DI MANA ADA PKS, NASIONALIS DAN NAHDLIYIN DUKUNG LAWANNYA
Setelah Cak Imin merapat ke kubu Anies, nama NU diseret-seret dalam kampanye politik. Padahal, NU adalah organisasi keagamaan. Tak ada hubungannya dengan politik praktis.
Ketua Umum PBNU, Kyai Yahya Cholil Staquf menegaskan, bahwa tak ada satupun calon presiden, termasuk wakil presiden, yang didukung oleh NU. Karena sejak awal, nahdliyin dibebaskan untuk menentukan sikap politik.
Kebebasan untuk berpolitik itu terlihat dari representasi dukungan nahdliyin pada partai politik dalam hasil survei. Ternyata jamaah NU itu mayoritas memilih PDIP, kemudian disusul Gerindra dan Golkar. PKB, yang katanya partai yang berasal dari NU justru malah dalam urutan ke sekian.
Hal itu menunjukkan, klaim atas nama NU untuk politik praktis tidak dapat dibenarkan. Karena NU telah memutuskan untuk memisahkan diri dari politik praktis.
Di masa lalu, NU memang pernah jadi partai politik. Tapi itu semua dilakukan karena NU merasa tidak mendapat tempat dalam Partai Masyumi. NU waktu itu dianggap sebagai kelompok tradisional yang tak paham politik.
Saat itu NU telah mengultimatum Masyumi agar memberikan porsi yang sesuai untuk wakil NU, karena merupakan konstituen terbesar di Jawa. Tapi permintaan NU itu tak digubris.
Dalam pemilu 1955, NU membuktikan telah mampu menjadi partai politik dengan memperoleh dukungan terbesar ketiga, setelah PNI dan Masyumi.
Tapi kemudian NU kembali ke khitah. NU tidak ada lagi urusannya dengan politik praktis.
Oleh sebab itu, siapapun saat ini yang mengklaim mendapat dukungan dari NU, itu adalah pernyataan sepihak.
Nahdliyin pasti sudah paham. Justru kalangan di luar NU yang mungkin terkecoh dan percaya politisasi agama seperti itu. Faktanya, bahkan Cak Imin dan PKB bukan representasi NU.

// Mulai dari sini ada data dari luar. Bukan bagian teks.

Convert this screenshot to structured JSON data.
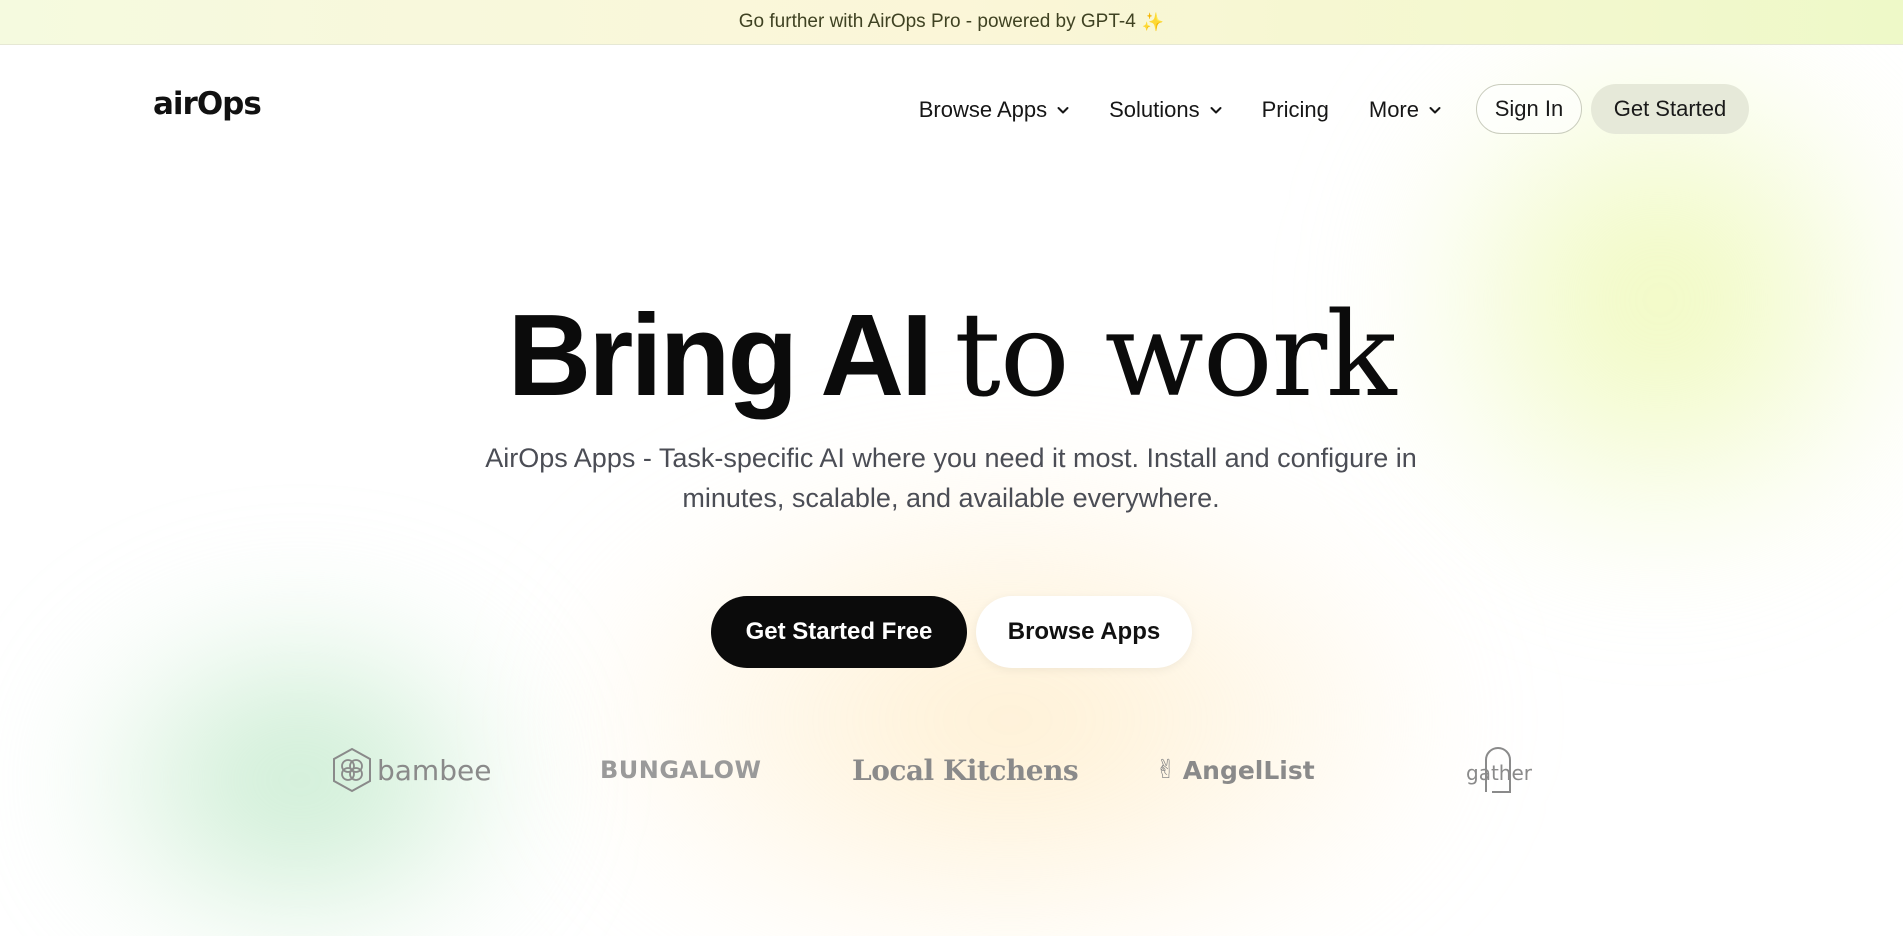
{
  "announcement": {
    "text": "Go further with AirOps Pro - powered by GPT-4",
    "icon": "sparkle-icon"
  },
  "header": {
    "logo": "airOps",
    "nav": [
      {
        "label": "Browse Apps",
        "has_dropdown": true
      },
      {
        "label": "Solutions",
        "has_dropdown": true
      },
      {
        "label": "Pricing",
        "has_dropdown": false
      },
      {
        "label": "More",
        "has_dropdown": true
      }
    ],
    "sign_in": "Sign In",
    "get_started": "Get Started"
  },
  "hero": {
    "title_bold": "Bring AI",
    "title_light": "to work",
    "subtitle": "AirOps Apps - Task-specific AI where you need it most. Install and configure in minutes, scalable, and available everywhere.",
    "cta_primary": "Get Started Free",
    "cta_secondary": "Browse Apps"
  },
  "customer_logos": [
    "bambee",
    "BUNGALOW",
    "Local Kitchens",
    "AngelList",
    "gather"
  ],
  "colors": {
    "primary_button": "#0b0b0b",
    "announcement_bg": "#f5fadf",
    "accent_soft": "#e6e9d9"
  }
}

Pilpres 2024 memang dipenuhi dengan dinamika dan manuver tajam. Perpindahan Cak Imin ke kubu Anies telah mendatangkan masalah baru. Sebab di kubu Anies ada PKS. Selama ini NU dan PKS itu seperti air dan minyak. Keduanya tak bisa bersatu.
Dengan masuknya PKB ke koalisi Anies, muncul ancaman baru bagi jamaah NU. Jangan sampai amaliyah atau kegiatan ibadah jamaah NU disusupi paham radikal dan takfiri.
Selama ini, kelompok PKS sering menuduh nahdliyin itu melakukan khurafat dan bidah. Tuduhan seperti itu tentu melukai hati nahdliyin. Karena amalan mereka telah sesuai tuntunan Nabi dan ulama penerusnya.
Tapi kelompok pemurnian agama seperti jamaah PKS tidak menerima semua bentuk kebaruan. Mereka bermaksud memurnikan agama dengan kembali langsung pada Alquran dan Hadits.
Semua orang tentu bebas memiliki keyakinannya. Yang penting jangan mengkafir-kafirkan kelompok lain. Jangan menyesat-nyesatkan kelompok lain. Selama kelompok itu masih mengikuti Alquran dan Hadits.
Dalam koalisi Anies memang sedang terjadi tarik-ulur. Apakah PKS tetap ada dalam koalisi, atau mereka terpaksa out karena risih dengan NU?
Sikap kelompok nasionalis, terutama yang berasal dari NU cukup jelas, di mana ada PKS, maka mereka akan berpihak pada kelompok lawannya. Karena pihak yang ada PKS-nya pasti jualan politisasi agama.